Life is Good was on the verge of filing for bankruptcy protection last year, according to its CEO, but the retailer managed to overhaul its business strategy in a matter of weeks to have its best year ever during the Covid pandemic.
“When [Covid] hit, 50% of our business was wholesale … and that business died in a hurry,” Life is Good co-founder and CEO Bert Jacobs said Tuesday during CNBC’s Small Business Playbook event.
“We were in a situation where we were facing bankruptcy, and we were facing having to cut at least half of our staff. That’s when we said … let’s play offense really hard. Let’s produce this stuff to order, and let’s see what happens.”
Instead of ordering in bulk shirts, pullovers, hats and other accessories that are already printed with logos, slogans and other designs, Life is Good started ordering batches of blank items last year, the CEO explained. Then, monitoring consumer sentiment, it began printing inventory on-demand that had phrases about staying home and quarantining, wearing masks, and other pandemic-related trends.
“We started speaking to whatever was culturally relevant, which at the time was a lot of difficult things, but we tried to keep it light,” Jacobs said.
The strategy clearly helped. Not only did it aid in boosting customers’ morale, but it was a financial success story.
“2020 ended up being the best top line we’ve ever had in 27 years, and the strongest bottom line,” Jacobs said. (The privately held company didn’t break out exact sales figures.)
“2020 showed us how we should be running our business,” he said, adding that sales in 2021 are still “growing like mad” because Life is Good is sticking to the business principles that it picked up on during the past few months.
“We are working for the consumer, and everybody’s got to do that,” Jacobs explained. “The [retailers] that survive are going to be the ones that listen closely and capture the data. … The consumer gives you the answers.”
A number of retailers were not as lucky as Life is Good last year, as they buckled under the pressures brought on from the health crisis. Dozens filed for bankruptcy, and thousands of store closures were announced by retail businesses, many in the apparel category.
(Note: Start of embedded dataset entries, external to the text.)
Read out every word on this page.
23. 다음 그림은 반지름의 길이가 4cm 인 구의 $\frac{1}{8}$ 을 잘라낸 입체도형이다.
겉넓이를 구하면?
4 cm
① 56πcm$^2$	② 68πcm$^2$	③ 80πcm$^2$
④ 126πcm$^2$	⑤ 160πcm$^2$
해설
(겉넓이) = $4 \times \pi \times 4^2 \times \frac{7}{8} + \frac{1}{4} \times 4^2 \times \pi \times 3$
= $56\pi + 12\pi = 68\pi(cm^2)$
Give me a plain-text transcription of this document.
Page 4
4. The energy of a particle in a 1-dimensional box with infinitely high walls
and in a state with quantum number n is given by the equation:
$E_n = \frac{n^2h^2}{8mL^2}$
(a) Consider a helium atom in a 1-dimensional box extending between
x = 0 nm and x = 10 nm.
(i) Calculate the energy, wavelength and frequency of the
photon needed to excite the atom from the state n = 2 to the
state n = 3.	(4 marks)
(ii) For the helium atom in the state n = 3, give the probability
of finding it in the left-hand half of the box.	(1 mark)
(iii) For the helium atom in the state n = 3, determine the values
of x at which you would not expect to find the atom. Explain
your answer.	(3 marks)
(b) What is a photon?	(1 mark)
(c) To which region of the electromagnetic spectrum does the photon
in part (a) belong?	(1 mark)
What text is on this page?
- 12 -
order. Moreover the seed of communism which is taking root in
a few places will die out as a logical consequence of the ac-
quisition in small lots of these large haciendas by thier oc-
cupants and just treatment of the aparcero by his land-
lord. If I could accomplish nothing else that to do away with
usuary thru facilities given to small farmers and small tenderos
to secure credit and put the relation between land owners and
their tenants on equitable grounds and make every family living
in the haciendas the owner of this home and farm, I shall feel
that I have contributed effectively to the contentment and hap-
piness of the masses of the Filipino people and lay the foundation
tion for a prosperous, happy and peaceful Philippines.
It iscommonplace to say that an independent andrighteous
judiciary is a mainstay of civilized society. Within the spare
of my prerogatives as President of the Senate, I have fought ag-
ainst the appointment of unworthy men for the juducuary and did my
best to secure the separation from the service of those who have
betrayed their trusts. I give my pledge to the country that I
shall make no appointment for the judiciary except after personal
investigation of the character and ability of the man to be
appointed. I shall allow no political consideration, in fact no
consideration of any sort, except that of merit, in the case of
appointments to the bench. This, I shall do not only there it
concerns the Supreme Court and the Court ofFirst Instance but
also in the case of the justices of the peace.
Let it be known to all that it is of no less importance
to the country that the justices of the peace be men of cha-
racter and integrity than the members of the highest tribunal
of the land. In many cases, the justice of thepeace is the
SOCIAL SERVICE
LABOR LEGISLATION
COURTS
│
There is a renewed sense of optimism, however, that demand is beginning to rebound as consumers leave their homes and prepare to socialize again. Americans will be returning to work, in droves, in the months ahead, and families are looking to book long-awaited summer vacations.
“This is really a community of rational optimists,” Jacobs said. “I say rational optimists because we recognize that there are challenges in the world … that it’s difficult … but we decide when we wake up in the morning to focus on what’s right with our lives, what’s right with the world, more than what’s wrong with the world.”